Arne: I have found that it is helpful to use examples when discussing what CLARIN can offer for researchers in social sciences. Looking at early results, not yet necessarily perfect (e.g., with no lemmatisation performed on data), served as a starting point of discussion, and it helped us decide what analyses to conduct.

 

Do you have experience with, or plans, to use any other CLARIN tools, resources, services, or initiatives?

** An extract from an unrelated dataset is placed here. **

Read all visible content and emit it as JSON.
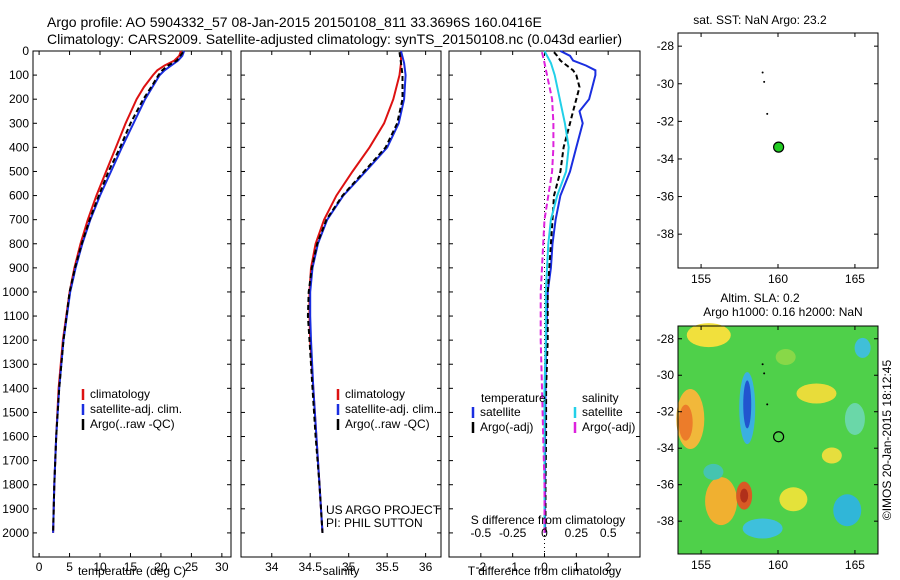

Andrea: I would definitely use CLARIN resources or CLARIN-related expertise again if possible. This research collaboration was a valuable learning experience and helped us explore communication research topics in a new way. Previously, as a social science researcher, I was not aware of the advanced level of computational text analysis capabilities achieved at the Department of Computer and Information Science at Linköping University.

 

How do you see the role of researchers, especially those from the Social Sciences and Humanities, in supporting the CLARIN’s mission 'to contribute to the innovation potential of the advanced models for interaction between people, data, and tools'?

Andrea: As researchers in the social sciences and humanities, we play a key role in assessing the data input and analysis output of computational text analysis. We act as quality and relevance verifiers: we are sensemakers so to speak. But the active participation of all parties involved necessitates active knowledge transfer. This study was a wonderful opportunity for us to learn about new methodological developments. For instance, without the possibility of integrating CLARIN resources, it might not have been possible for Arne Jönsson to spare so much time and contribute to our study. However, more importantly, it would have been impossible for the rest of the team from the social sciences and humanities to explore all the latest tools in the field of computational text analysis and find ways to include them in the study.

 

Where do you see challenges in using CLARIN resources for research? How would you like CLARIN to evolve?

Andrea: At this stage, the expertise in CLARIN tools and possibilities can mainly be found among CLARIN researchers in the Department of Computer Science at Linköping University. Some researchers in the social sciences and humanities might be reluctant to try out CLARIN collaborations due to a general scepticism regarding AI, a lack of knowledge of CLARIN, as well as a lack of understanding of the type of data that lends itself to computational text analysis. I would like to see CLARIN become an important hub for bridging disciplines beyond computer science, thus broadening their methodological canon.